Da Nino, il fisarmonicista “fantasista” capace di mixare
folk e pop in maniera quasi naturale, a Giancarlo, uomo “tuttofare”
della band (suona il sax e molti strumenti a fiato artigianali ma
anche le percussioni), da Sabina, “cantantessa” che “sa
cantare” veramente e, all’occorrenza, voce recitante del
gruppo, a Giuseppe, percussionista “travestito” da raffinato
cantante jazz-blues (o viceversa, se preferisce), senza dimenticare
Massimo – la tecnica messa al servizio della “fantasia
improvvisativa”, Marco, chitarrista da palati fini che ha anche
il vizio di suonare bene il contrabbasso e, naturalmente, Pietro,
il “suonatore” di chitarre e mandolini ma soprattutto
poeta, capace di toccarti l’animo: tutti con il proprio ruolo,
capaci di reinventarsi ogni volta in modo sempre diverso, a seconda
del brano interpretato, o a seconda della loro personale ispirazione.
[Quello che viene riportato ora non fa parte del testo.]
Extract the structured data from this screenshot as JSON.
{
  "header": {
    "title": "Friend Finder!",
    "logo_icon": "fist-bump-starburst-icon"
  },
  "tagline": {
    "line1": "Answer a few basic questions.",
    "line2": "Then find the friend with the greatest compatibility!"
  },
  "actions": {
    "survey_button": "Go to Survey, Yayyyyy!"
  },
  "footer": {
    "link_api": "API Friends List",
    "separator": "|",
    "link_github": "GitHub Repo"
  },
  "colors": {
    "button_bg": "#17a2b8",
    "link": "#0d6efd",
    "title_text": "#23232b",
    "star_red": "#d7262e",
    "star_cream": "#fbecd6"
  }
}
Ma soprattutto tutti amici sinceri. Che hanno scoperto di essere in
grado di creare atmosfera con la propria musica divertendosi e divertendo.
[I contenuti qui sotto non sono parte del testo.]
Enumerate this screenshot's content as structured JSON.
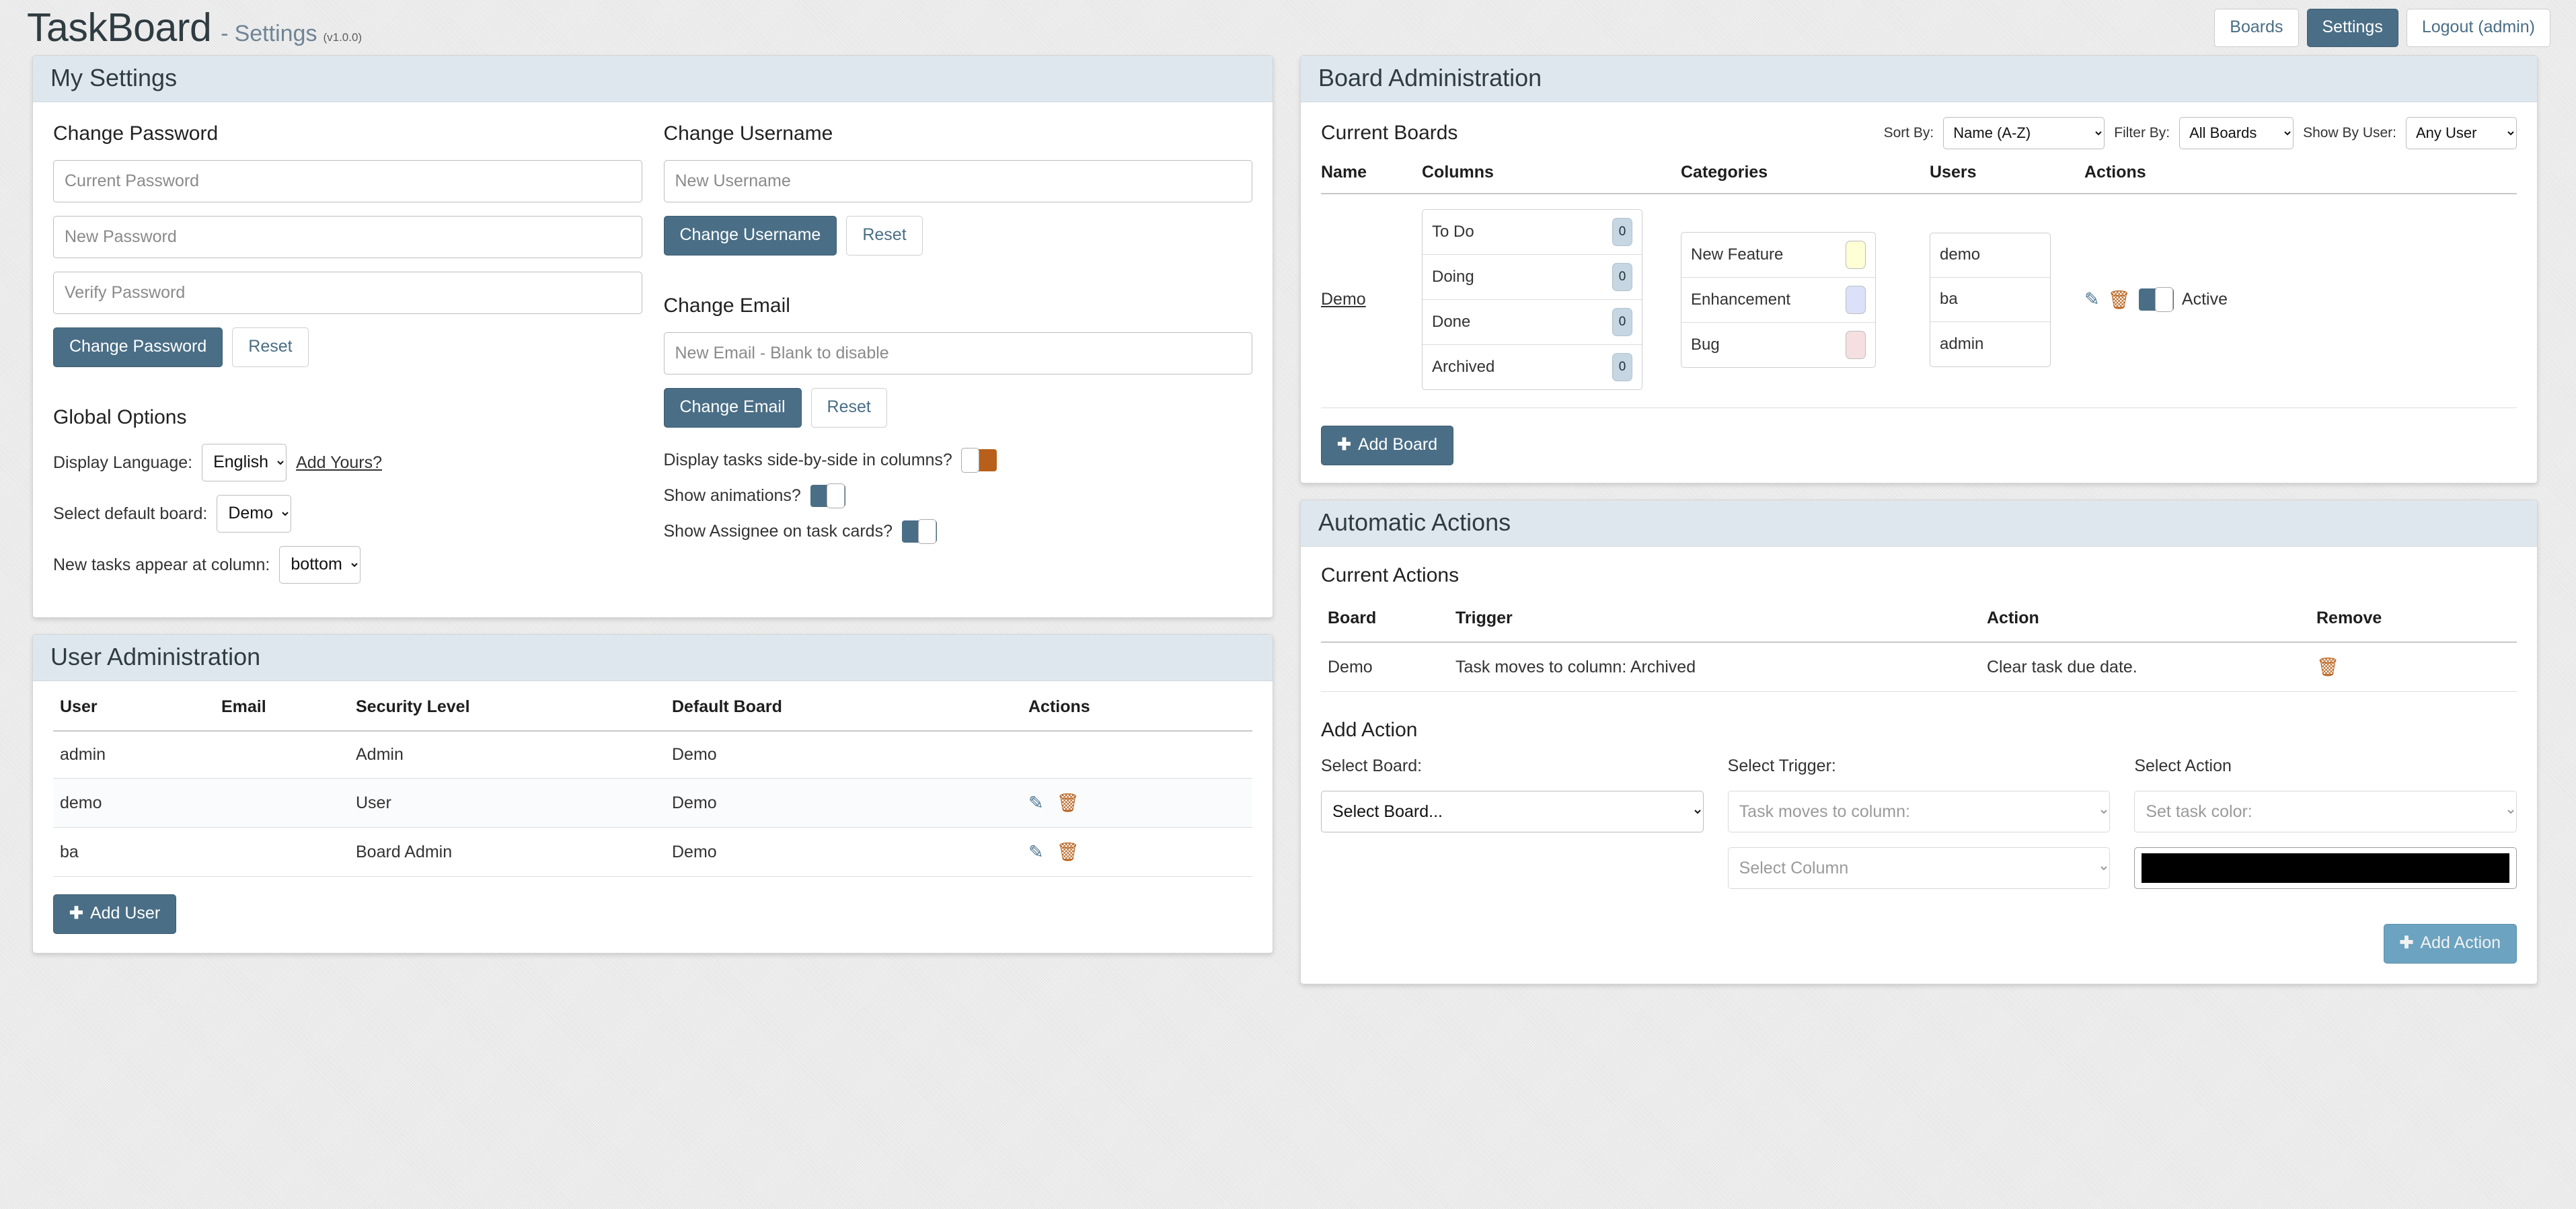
{
  "header": {
    "brand": "TaskBoard",
    "separator": "-",
    "page": "Settings",
    "version": "(v1.0.0)",
    "nav": [
      {
        "label": "Boards",
        "active": false
      },
      {
        "label": "Settings",
        "active": true
      },
      {
        "label": "Logout (admin)",
        "active": false
      }
    ]
  },
  "my_settings": {
    "title": "My Settings",
    "change_password": {
      "heading": "Change Password",
      "current_placeholder": "Current Password",
      "new_placeholder": "New Password",
      "verify_placeholder": "Verify Password",
      "submit_label": "Change Password",
      "reset_label": "Reset"
    },
    "change_username": {
      "heading": "Change Username",
      "placeholder": "New Username",
      "submit_label": "Change Username",
      "reset_label": "Reset"
    },
    "change_email": {
      "heading": "Change Email",
      "placeholder": "New Email - Blank to disable",
      "submit_label": "Change Email",
      "reset_label": "Reset"
    },
    "global_options": {
      "heading": "Global Options",
      "display_language_label": "Display Language:",
      "display_language_value": "English",
      "add_yours_label": "Add Yours?",
      "default_board_label": "Select default board:",
      "default_board_value": "Demo",
      "new_tasks_label": "New tasks appear at column:",
      "new_tasks_value": "bottom"
    },
    "toggles": [
      {
        "label": "Display tasks side-by-side in columns?",
        "state": "off"
      },
      {
        "label": "Show animations?",
        "state": "on"
      },
      {
        "label": "Show Assignee on task cards?",
        "state": "on"
      }
    ]
  },
  "user_admin": {
    "title": "User Administration",
    "columns": [
      "User",
      "Email",
      "Security Level",
      "Default Board",
      "Actions"
    ],
    "rows": [
      {
        "user": "admin",
        "email": "",
        "security": "Admin",
        "board": "Demo",
        "actions": []
      },
      {
        "user": "demo",
        "email": "",
        "security": "User",
        "board": "Demo",
        "actions": [
          "edit",
          "delete"
        ]
      },
      {
        "user": "ba",
        "email": "",
        "security": "Board Admin",
        "board": "Demo",
        "actions": [
          "edit",
          "delete"
        ]
      }
    ],
    "add_user_label": "Add User",
    "plus": "✚"
  },
  "board_admin": {
    "title": "Board Administration",
    "current_boards_label": "Current Boards",
    "sort_by_label": "Sort By:",
    "sort_by_value": "Name (A-Z)",
    "filter_by_label": "Filter By:",
    "filter_by_value": "All Boards",
    "show_by_user_label": "Show By User:",
    "show_by_user_value": "Any User",
    "columns": [
      "Name",
      "Columns",
      "Categories",
      "Users",
      "Actions"
    ],
    "board": {
      "name": "Demo",
      "columns": [
        {
          "name": "To Do",
          "count": "0"
        },
        {
          "name": "Doing",
          "count": "0"
        },
        {
          "name": "Done",
          "count": "0"
        },
        {
          "name": "Archived",
          "count": "0"
        }
      ],
      "categories": [
        {
          "name": "New Feature",
          "color": "#ffffd6"
        },
        {
          "name": "Enhancement",
          "color": "#dbe1f8"
        },
        {
          "name": "Bug",
          "color": "#f6dfe1"
        }
      ],
      "users": [
        "demo",
        "ba",
        "admin"
      ],
      "active_label": "Active",
      "active_state": "on"
    },
    "add_board_label": "Add Board",
    "plus": "✚"
  },
  "auto_actions": {
    "title": "Automatic Actions",
    "current_actions_label": "Current Actions",
    "columns": [
      "Board",
      "Trigger",
      "Action",
      "Remove"
    ],
    "rows": [
      {
        "board": "Demo",
        "trigger": "Task moves to column: Archived",
        "action": "Clear task due date."
      }
    ],
    "add_action_label": "Add Action",
    "select_board_label": "Select Board:",
    "select_board_value": "Select Board...",
    "select_trigger_label": "Select Trigger:",
    "select_trigger_value": "Task moves to column:",
    "select_column_value": "Select Column",
    "select_action_label": "Select Action",
    "select_action_value": "Set task color:",
    "action_color": "#000000",
    "add_button_label": "Add Action",
    "plus": "✚"
  },
  "icons": {
    "edit": "✎",
    "trash": "🗑",
    "chevron": "⌄"
  }
}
Probabilmente uno dei gruppi “etnici” meglio assortiti
e “completi” che ad oggi suona nel messinese. Legati senza
soluzione di continuità a formare un complesso quasi perfetto,
dove melodie a volte dal forte sapore “pop” sfumano nei
suoni folkloristici tipici della tradizione dei nostri luoghi, dove
i versi delle canzoni evocano immagini nitidissime ed accattivanti,
e passione, umorismo, nostalgia e divertimento si miscelano armonicamente.
Al
gruppo. Di recente si sono aggregati Stefano, un bassista con passato
rock alle spalle, Rio con le sue curiosissime percussioni e Giovanni
con il clarinetto e i flauti, che hanno regalato una ventata di nuovo
entusiasmo. Neanche loro sono stati risparmiati dalla magia aggregante
del “Cazzulatùmmula” di Pietro e dei suoi compari.
E la magia dei “Malanova” è tutta nascosta in questa
cosa qui, credo. E’ nascosta nell’aver saputo creare un
ambiente fantastico, un “progetto musicale” di ampio respiro
non legato ai singoli ma alla forza dell’insieme, in cui, però,
viene dato spazio alla creatività di ognuno. Un piccolo miracolo,
probabilmente.
Di
tutto questo ho avuto la fortuna di fare parte anch’io, seppure
in maniera limitata. Adesso ne parlo con questo trasporto solo perché
dei “Malanova” ho tantissima nostalgia, sia come esperienza
musicale sia come, soprattutto, grandissima esperienza umana.
Mi
manca quella sensazione di coinvolgimento che provavo suonando con
loro, immancabile: che le canzoni parlassero di pescatori che trascinano
reti pesanti come un destino ineluttabile o di metaforici galli che
non sanno più cantare, il risultato era sempre e comunque il
medesimo.
Qualcosa
nell’anima ti si agitava. MI mancano le chiacchierate fino a
notte fonda, dopo aver suonato, in quella mansarda dove ci si incontrava
due o tre volte a settimana. Le risate, le storie che ci si raccontava,
la musica che diventava pretesto per stare assieme. Tutto questo ed
altre cose che probabilmente non riuscirò mai a dire fin troppo
bene perché siano comprese dagli altri, sono stati per me quei
mesi che ho suonato con i “Malanova”. E’ inevitabile,
quindi, che a volte prenda quel CD nel libretto del quale, assieme
a quelli di tutti gli altri, c’è stampato il mio nome.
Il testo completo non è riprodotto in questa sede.